The Air Force must stop pretending that it has no choice but to cut the Guard, and instead figure out ways to keep capability without being crushed by Congress.
For instance, the Air Force could embrace a true Total Force, where any operation of much duration would require using Guard units. The active force would have the best of the best but get dramatically smaller, with the bulk of fighters and lift aircraft transferred to the Guard.
Alternatively, the Air Force could specialize. Active components could fulfill certain roles and the Guard could fulfill others, much as the Guard already does in its air sovereignty mission over the continental United States. But in such a division of labor, the Guard could not be given the ‘lesser’ missions while the active force kept all the most exciting (as in flying) missions.
Maybe most intriguingly, the Air Force could further embrace associated units, which are composed of both active and Guard subordinate units. This model could not have all Guard units subordinate to active units, but must accept some active units serving under the command of Guardsmen.
In the end, Congress is interested in not just the best means to project airpower, but also in how to ensure a viable and independent Guard.
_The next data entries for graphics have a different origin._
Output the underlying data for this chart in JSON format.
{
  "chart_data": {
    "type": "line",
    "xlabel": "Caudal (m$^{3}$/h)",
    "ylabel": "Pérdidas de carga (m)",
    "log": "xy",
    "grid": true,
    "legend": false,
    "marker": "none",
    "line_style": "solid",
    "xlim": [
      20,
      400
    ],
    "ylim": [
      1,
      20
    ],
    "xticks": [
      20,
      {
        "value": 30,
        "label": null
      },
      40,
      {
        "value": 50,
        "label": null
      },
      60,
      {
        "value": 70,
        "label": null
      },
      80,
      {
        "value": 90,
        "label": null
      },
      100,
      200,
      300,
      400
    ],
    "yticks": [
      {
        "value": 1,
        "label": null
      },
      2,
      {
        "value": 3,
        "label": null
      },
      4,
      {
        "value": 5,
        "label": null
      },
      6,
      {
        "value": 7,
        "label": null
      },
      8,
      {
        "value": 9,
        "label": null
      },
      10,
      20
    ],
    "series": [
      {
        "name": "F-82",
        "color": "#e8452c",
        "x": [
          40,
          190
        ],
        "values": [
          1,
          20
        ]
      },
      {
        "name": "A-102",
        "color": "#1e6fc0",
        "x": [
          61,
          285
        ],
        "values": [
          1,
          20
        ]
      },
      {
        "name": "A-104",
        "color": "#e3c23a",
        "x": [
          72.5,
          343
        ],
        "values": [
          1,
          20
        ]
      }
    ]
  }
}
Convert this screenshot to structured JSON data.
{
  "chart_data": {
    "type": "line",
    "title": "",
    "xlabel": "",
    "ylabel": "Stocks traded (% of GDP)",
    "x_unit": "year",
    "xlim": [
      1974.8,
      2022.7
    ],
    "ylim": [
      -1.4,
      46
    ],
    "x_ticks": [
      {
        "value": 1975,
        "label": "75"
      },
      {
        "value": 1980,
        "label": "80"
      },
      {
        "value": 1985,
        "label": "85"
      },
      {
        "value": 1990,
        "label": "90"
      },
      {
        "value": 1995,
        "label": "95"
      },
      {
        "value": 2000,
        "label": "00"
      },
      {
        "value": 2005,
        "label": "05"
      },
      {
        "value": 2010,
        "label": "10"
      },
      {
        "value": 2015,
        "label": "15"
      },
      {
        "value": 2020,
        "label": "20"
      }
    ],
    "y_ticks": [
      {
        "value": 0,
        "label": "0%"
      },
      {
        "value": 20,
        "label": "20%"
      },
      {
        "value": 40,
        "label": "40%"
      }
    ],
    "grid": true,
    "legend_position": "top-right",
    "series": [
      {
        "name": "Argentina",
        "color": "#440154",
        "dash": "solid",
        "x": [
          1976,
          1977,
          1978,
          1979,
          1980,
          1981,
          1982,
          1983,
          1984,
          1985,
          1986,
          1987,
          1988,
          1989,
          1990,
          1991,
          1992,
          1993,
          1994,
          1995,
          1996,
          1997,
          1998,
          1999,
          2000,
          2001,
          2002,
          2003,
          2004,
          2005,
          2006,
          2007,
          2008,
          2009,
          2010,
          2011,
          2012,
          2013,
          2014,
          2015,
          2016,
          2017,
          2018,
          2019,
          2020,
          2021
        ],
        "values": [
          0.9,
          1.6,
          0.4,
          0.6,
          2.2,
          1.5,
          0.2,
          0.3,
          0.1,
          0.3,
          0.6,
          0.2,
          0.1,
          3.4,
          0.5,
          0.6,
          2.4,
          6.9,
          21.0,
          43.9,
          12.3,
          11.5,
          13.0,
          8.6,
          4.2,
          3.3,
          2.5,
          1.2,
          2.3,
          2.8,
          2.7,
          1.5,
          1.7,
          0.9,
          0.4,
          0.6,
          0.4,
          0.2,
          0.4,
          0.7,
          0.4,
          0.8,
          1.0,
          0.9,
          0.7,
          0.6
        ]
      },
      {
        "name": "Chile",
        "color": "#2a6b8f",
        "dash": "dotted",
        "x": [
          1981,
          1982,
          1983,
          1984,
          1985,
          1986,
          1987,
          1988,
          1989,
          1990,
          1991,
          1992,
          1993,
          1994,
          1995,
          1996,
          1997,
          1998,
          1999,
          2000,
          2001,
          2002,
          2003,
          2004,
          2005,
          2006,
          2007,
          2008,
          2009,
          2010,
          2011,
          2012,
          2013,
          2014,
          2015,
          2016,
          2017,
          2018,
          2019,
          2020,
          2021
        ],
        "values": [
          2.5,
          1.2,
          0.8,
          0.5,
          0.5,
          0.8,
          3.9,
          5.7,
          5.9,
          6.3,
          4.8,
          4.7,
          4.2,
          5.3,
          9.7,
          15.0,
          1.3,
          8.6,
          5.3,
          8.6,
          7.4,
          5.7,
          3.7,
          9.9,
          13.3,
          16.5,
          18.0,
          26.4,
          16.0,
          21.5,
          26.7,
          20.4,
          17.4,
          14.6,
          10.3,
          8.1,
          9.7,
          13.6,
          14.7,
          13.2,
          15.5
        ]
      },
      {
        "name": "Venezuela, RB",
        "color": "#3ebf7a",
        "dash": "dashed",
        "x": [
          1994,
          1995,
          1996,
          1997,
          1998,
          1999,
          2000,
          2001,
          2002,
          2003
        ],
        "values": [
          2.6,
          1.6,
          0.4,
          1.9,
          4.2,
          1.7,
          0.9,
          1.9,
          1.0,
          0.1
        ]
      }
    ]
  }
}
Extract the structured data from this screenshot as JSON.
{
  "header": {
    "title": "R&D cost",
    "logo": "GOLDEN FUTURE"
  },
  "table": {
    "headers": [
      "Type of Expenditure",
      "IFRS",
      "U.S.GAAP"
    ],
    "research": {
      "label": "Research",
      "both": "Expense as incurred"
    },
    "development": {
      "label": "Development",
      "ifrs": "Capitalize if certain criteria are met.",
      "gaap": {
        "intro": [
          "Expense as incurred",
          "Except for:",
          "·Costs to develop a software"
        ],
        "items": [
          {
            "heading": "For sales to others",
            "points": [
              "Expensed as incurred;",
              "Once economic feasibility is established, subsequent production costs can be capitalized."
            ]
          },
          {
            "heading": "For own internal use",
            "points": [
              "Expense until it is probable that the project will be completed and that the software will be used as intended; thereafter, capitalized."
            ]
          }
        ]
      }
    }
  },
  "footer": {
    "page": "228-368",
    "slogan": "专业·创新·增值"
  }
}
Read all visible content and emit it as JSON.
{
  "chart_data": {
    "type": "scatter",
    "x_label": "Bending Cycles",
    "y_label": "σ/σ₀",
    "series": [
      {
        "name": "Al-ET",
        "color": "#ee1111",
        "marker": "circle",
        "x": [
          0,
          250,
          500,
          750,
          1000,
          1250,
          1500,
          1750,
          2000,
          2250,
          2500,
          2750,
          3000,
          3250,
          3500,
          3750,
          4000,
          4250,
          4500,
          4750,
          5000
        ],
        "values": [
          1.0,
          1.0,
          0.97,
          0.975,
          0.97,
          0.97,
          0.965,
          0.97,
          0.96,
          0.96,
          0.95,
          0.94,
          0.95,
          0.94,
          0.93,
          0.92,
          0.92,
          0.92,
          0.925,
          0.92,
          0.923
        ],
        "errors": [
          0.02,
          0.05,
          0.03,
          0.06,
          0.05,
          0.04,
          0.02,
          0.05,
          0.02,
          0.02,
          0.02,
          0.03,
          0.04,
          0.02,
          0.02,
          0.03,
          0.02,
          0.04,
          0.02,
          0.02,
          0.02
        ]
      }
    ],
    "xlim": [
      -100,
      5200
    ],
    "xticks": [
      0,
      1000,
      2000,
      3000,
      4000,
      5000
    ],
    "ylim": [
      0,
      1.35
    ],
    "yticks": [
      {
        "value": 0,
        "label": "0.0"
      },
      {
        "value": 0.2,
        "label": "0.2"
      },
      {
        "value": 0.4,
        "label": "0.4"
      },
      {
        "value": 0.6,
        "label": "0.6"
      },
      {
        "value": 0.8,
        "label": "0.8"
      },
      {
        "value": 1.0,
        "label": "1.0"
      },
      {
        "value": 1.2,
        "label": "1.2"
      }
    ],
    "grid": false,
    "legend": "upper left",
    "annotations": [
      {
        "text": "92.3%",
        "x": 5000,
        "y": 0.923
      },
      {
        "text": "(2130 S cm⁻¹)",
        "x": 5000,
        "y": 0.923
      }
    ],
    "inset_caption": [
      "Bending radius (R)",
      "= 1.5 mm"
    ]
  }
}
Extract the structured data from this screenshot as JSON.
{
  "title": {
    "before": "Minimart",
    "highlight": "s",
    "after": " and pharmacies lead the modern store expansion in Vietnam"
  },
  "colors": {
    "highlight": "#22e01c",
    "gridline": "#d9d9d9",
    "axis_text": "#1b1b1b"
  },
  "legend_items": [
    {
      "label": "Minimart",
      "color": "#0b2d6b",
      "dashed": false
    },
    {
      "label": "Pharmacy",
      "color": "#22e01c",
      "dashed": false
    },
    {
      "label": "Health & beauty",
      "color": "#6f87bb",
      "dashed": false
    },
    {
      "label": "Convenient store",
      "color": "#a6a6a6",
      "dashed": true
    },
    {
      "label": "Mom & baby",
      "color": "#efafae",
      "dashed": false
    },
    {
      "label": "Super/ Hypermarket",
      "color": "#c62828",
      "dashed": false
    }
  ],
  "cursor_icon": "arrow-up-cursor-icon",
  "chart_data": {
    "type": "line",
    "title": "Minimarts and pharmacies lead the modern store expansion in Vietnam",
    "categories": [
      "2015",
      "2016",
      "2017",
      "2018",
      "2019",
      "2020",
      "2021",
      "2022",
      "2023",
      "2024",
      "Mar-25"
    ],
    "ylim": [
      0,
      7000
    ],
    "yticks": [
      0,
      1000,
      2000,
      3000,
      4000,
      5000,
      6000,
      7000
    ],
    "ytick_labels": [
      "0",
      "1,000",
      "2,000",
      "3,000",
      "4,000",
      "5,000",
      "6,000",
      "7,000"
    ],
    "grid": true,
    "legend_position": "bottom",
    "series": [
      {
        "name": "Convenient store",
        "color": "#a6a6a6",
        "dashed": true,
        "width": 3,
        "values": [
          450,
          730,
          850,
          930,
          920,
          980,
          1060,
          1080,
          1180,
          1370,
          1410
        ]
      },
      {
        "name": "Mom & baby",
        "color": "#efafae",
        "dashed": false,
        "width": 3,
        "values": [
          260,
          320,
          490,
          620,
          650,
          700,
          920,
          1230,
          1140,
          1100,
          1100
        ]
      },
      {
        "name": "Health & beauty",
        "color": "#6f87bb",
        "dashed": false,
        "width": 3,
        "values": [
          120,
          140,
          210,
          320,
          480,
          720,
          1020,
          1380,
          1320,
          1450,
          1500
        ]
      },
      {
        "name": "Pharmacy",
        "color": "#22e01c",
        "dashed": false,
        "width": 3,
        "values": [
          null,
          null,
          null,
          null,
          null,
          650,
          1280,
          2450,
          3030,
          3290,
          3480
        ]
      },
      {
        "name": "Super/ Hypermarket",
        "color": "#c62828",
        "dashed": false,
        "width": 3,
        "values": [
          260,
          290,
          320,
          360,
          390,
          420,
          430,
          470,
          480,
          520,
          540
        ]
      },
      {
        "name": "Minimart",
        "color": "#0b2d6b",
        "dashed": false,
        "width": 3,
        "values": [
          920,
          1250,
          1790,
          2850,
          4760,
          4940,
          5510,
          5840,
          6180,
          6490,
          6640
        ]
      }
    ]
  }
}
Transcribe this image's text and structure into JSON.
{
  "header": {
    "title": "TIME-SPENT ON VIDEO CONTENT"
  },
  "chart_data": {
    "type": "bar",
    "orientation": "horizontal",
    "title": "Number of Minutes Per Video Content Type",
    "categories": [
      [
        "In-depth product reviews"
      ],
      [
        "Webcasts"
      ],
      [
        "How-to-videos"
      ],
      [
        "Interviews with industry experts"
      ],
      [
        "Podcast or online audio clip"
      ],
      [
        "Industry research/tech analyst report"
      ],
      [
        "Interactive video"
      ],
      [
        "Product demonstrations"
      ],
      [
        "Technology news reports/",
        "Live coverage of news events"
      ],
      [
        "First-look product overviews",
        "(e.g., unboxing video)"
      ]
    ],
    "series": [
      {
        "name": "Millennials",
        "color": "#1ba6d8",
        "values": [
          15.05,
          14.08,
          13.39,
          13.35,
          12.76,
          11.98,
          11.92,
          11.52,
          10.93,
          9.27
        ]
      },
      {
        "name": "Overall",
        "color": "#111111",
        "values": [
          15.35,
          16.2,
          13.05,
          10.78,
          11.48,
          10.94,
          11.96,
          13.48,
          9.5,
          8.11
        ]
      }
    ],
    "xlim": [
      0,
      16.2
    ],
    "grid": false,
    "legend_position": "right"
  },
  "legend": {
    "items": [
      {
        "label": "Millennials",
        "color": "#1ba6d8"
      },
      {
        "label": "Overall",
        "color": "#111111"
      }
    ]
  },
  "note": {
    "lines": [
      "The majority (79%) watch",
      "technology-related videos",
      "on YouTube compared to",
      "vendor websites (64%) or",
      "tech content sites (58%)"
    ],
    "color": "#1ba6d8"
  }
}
These two interests do not have to conflict, but they likely will require the active force to give up some independence and get smaller. To start exploring these possibilities, the active force has to concede that a smaller active Air Force is not actually all that bad.
Russell Rumbaugh is a senior associate and director of the Budgeting for Foreign Affairs and Defense program at the Stimson Center, a nonpartisan and nonprofit international security think tank. He recently testified before the National Commission on the Structure of the Air Force.